„Jürgen, Du mußt das locker nehmen. Hier.“
Sonnengolden klackerten die Welten aneinander. Am Seegrund. Zwei
Männer lagen in ihrer Ausgangslage.
„Prost!
Jürgen ließ die Hand von seiner Angel.
„Ich weiß... Ich! Weiß!“ Er saugte. „Ich weiß...“
„Wie lange... ist es jetzt her? Zwei, drei Wochen?“
„Zwei.“ Dann schluckte er beides. Schaum und Wissen herunter. Eines
von beiden kam in die falsche Röhre.
„...ich weiß...“
Die Angeln erinnerten ihn an gespreizte Kalashnikows im Liegen. Zum Vau ausgeklappte Stützen zum Schießen.

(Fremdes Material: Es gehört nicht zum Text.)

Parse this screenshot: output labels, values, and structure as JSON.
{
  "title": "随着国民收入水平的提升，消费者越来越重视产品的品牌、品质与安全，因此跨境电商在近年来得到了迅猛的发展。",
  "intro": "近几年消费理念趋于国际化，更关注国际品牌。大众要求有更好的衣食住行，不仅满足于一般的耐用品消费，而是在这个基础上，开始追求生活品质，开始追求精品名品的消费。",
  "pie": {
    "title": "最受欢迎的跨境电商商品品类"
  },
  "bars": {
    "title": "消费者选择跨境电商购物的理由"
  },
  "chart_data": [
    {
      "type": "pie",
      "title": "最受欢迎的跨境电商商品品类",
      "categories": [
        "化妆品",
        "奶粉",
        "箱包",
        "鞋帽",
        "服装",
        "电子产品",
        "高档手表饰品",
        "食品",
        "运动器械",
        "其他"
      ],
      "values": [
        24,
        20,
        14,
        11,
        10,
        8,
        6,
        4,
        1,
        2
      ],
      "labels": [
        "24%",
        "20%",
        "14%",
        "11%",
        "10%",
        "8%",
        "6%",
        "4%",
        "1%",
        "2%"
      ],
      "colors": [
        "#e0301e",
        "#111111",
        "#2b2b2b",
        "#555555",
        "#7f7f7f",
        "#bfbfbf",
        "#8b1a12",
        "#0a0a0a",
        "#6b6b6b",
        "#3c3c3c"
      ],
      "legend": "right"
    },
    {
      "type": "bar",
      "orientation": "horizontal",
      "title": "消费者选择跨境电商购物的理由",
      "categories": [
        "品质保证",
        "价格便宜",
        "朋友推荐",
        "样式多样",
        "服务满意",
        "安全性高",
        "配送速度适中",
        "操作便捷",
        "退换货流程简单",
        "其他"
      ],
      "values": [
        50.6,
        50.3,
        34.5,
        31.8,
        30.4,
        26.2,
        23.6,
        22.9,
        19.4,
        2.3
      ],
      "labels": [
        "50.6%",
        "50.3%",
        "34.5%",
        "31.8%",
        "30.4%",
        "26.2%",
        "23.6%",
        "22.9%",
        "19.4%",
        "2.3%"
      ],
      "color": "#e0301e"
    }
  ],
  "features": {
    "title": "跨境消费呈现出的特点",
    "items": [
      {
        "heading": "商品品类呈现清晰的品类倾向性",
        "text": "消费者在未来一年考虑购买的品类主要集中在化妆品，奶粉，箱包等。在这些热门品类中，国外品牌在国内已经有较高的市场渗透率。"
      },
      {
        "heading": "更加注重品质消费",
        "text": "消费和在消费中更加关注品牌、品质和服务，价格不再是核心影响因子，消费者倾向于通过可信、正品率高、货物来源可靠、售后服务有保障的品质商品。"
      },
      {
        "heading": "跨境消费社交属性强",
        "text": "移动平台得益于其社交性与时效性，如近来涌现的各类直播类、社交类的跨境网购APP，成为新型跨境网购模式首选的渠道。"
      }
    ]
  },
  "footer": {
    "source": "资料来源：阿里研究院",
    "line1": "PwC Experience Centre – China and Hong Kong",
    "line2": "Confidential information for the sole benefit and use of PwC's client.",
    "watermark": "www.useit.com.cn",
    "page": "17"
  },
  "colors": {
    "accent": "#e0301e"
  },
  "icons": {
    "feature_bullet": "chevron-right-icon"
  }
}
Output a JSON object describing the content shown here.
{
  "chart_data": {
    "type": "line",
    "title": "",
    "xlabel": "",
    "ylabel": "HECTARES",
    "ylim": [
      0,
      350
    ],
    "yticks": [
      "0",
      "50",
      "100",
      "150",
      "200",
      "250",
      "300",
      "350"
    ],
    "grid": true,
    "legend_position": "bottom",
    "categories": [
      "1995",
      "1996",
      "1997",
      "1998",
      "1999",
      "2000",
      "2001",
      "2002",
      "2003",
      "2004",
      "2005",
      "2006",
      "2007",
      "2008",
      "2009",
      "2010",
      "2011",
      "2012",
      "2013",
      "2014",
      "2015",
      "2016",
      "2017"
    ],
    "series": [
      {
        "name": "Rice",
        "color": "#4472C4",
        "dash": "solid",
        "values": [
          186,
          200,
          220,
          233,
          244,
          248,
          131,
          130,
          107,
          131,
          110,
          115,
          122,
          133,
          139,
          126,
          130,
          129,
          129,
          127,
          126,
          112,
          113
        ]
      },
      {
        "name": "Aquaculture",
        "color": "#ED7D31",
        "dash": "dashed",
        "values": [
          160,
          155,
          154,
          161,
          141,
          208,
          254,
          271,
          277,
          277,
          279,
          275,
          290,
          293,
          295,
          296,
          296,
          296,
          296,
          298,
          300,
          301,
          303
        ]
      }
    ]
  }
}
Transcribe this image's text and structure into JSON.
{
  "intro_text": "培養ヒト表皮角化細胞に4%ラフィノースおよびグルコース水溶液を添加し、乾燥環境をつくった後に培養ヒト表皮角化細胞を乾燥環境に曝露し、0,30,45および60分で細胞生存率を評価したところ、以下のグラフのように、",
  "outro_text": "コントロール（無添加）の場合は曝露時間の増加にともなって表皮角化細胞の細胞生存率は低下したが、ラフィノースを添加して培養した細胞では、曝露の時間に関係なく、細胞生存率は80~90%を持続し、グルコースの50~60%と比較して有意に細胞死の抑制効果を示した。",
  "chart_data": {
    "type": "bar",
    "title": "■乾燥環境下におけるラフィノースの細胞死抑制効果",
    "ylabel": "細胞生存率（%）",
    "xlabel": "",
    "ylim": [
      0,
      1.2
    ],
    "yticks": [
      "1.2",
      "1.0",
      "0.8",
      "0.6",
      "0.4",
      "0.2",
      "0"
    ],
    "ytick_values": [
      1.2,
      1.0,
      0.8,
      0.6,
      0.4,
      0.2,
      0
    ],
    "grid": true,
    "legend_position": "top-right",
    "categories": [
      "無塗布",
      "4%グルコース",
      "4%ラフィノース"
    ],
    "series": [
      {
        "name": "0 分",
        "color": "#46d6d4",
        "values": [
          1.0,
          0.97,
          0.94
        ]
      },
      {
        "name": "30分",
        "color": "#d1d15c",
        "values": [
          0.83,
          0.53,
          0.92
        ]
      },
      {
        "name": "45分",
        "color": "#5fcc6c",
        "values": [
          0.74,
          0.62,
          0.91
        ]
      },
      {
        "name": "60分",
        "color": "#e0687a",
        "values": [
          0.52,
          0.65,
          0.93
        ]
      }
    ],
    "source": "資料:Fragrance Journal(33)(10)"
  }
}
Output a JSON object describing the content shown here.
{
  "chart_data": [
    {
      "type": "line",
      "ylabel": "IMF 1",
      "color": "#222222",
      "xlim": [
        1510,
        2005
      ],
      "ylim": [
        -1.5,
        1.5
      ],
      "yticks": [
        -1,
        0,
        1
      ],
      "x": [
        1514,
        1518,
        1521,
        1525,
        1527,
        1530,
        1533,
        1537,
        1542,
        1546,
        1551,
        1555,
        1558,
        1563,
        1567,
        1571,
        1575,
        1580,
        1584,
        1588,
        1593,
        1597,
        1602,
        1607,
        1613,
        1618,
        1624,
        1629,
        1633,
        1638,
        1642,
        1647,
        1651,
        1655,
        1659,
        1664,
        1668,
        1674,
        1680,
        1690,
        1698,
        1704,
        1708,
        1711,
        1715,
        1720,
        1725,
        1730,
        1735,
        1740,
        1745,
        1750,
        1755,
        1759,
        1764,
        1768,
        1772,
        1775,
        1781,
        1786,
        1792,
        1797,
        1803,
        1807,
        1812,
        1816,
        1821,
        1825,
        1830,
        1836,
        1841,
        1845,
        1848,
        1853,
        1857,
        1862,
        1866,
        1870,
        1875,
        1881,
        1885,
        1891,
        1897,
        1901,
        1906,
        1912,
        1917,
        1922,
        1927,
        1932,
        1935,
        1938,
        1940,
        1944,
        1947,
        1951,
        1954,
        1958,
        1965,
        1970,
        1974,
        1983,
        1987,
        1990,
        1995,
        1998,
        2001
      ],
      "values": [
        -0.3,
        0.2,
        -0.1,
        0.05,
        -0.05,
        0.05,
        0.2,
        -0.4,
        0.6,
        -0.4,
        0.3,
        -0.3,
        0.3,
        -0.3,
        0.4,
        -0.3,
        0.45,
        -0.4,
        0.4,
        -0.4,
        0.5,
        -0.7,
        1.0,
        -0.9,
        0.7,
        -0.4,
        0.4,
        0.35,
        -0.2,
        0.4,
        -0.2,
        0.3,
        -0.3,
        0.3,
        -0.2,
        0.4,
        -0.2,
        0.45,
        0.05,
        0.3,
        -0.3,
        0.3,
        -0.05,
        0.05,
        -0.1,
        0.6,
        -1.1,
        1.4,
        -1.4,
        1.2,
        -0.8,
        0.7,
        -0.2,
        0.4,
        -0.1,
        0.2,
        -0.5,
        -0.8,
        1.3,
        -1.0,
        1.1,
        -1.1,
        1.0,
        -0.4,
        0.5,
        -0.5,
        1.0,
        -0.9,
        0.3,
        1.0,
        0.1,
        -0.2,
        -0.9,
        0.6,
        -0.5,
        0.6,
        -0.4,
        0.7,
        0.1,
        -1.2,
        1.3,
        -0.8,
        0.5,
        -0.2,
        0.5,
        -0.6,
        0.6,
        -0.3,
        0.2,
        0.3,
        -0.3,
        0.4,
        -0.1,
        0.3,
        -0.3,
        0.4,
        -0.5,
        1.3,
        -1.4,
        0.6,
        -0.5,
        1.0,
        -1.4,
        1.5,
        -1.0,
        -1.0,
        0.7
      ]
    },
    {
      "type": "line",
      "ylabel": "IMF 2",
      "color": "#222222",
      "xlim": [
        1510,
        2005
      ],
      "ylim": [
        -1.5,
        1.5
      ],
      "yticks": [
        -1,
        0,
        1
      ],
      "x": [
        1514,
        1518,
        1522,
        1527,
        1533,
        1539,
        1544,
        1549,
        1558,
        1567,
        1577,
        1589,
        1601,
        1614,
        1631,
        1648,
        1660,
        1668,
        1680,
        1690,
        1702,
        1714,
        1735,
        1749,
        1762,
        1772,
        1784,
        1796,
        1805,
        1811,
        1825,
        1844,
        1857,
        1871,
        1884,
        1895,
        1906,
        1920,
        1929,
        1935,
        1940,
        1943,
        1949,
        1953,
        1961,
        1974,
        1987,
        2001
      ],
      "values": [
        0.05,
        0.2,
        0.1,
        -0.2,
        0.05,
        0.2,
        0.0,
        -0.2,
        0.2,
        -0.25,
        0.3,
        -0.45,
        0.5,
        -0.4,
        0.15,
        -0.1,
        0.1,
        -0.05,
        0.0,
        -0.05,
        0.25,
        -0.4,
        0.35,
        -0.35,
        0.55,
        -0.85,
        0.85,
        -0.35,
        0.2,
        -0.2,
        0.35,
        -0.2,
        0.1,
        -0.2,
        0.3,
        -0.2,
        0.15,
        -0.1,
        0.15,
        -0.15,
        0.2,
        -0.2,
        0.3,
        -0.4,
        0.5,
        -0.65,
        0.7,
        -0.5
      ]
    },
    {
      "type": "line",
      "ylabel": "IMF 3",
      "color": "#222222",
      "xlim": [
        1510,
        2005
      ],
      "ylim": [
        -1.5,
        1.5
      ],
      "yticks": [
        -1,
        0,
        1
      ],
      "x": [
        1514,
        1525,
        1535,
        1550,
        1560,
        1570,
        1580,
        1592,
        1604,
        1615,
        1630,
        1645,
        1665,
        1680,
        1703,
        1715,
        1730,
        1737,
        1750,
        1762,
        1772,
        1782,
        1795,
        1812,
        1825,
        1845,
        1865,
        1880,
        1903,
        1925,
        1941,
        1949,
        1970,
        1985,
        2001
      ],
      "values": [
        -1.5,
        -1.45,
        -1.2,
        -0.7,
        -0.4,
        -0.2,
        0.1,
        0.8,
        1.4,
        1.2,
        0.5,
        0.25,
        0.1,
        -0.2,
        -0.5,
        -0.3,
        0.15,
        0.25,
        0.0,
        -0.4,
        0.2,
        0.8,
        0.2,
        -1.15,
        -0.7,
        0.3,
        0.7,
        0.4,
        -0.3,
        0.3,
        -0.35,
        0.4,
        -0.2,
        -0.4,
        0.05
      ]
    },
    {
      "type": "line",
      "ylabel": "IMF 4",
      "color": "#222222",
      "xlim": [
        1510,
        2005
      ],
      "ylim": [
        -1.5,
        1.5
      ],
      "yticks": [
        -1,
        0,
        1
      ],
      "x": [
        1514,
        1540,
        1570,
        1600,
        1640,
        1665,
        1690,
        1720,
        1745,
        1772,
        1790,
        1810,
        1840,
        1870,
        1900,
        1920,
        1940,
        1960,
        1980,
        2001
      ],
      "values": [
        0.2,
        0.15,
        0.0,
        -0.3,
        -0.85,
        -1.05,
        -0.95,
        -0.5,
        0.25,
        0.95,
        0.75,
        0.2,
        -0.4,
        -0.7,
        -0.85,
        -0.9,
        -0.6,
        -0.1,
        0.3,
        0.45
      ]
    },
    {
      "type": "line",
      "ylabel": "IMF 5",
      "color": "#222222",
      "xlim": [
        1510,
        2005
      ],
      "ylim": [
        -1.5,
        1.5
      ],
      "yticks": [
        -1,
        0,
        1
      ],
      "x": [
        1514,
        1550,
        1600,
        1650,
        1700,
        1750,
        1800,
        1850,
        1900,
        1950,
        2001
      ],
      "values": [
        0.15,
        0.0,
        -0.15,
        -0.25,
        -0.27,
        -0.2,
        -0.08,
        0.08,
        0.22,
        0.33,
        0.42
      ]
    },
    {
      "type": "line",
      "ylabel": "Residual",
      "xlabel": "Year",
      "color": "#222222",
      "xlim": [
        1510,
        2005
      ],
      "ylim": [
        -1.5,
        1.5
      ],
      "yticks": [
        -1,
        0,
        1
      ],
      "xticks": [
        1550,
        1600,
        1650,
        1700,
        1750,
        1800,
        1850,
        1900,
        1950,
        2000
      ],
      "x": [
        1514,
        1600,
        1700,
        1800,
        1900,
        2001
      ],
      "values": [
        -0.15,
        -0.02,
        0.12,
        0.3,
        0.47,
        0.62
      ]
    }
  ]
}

In den Bergen. Aus seiner Zeit noch aus Afghanistan. Als er diese Reportage
schrieb, die ihm die Türen öffnete. Mit ‚Knopp’,
seinem besten Photographen. ‚Knopp’
deshalb, weil Jürgen immer ‚Knopp’
schrie, wenn er was haben wollte. Und Knopp, der eigentlich Berthold hieß, dann
schnell den Knopp an der Kamera drücken mußte. Schneller als die K-47 selber
rattern konnte. Sein bestes Bild. War das, was einen Mudschah beim Abknallen zeigte. Im Visier. Nur sein Gesicht, der
Kolben plusterte die Wange, die Siebensiebenvierer-Hülse sprang aus ihrer Höhle
– und genau auf das Auge zu. In diesem Augenblick schrie Jürgen ‚Knopp!’ Aber
meinte eigentlich den getroffenen auf der anderen Seite. Das Bild ging weg für
70.000. D-Mark noch. Sie teilten 40-25. Vierzig Jürgen. 25 Knopp. Dem Alter
entsprechend. Der Rest ging an die Agenturen. Schon damals verbrachten sie mehr
Zeit miteinander als mit ihren Frauen.
Knopps Ehe mit Martha – schon
immer einige Jahre den anderen voraus, also ewige 39 und geschätzte zwanzig
Umläufe älter – ging nach 11 Jahren in die Brüche. Nach 11 Jahren mit
Jürgen. 5 in Afghanistan, drei im Libanon, vorher drei in Hollywood. Daher
kannte Jürgen auch seinen Angelkameraden. Eher aus dem ‚Valley’. Wo sie sich
beim Drehen kennenlernten. Er beim Cruisen.
Unter nackter Sonne.
Von Martha, die ‚Knopp’
unter Kollegen immer ‚Nippel’ nannte,
weil sie aus Kölle stammte und er aus
Hamburg und er kein ‚Nippes’ kannte,
aber in Begleitung mit ihr beim Streifen durch die Büroräume auf dem Weg zur
Buchhaltung und zum Zaster immer nur ‚Bernstein’ nannte – wohl, weil der auch mit den Jahren klarer wurde, wenigstens der Blick
hinein auf das Insekt darin – fiel der Abschied nicht schwer: Sie trennten
sich ‚Bis der Tod Euch scheidet’.
Also einvernehmlich. Starb dort beim Shooting. Mit der Kalashnikow. Dem Mudschas.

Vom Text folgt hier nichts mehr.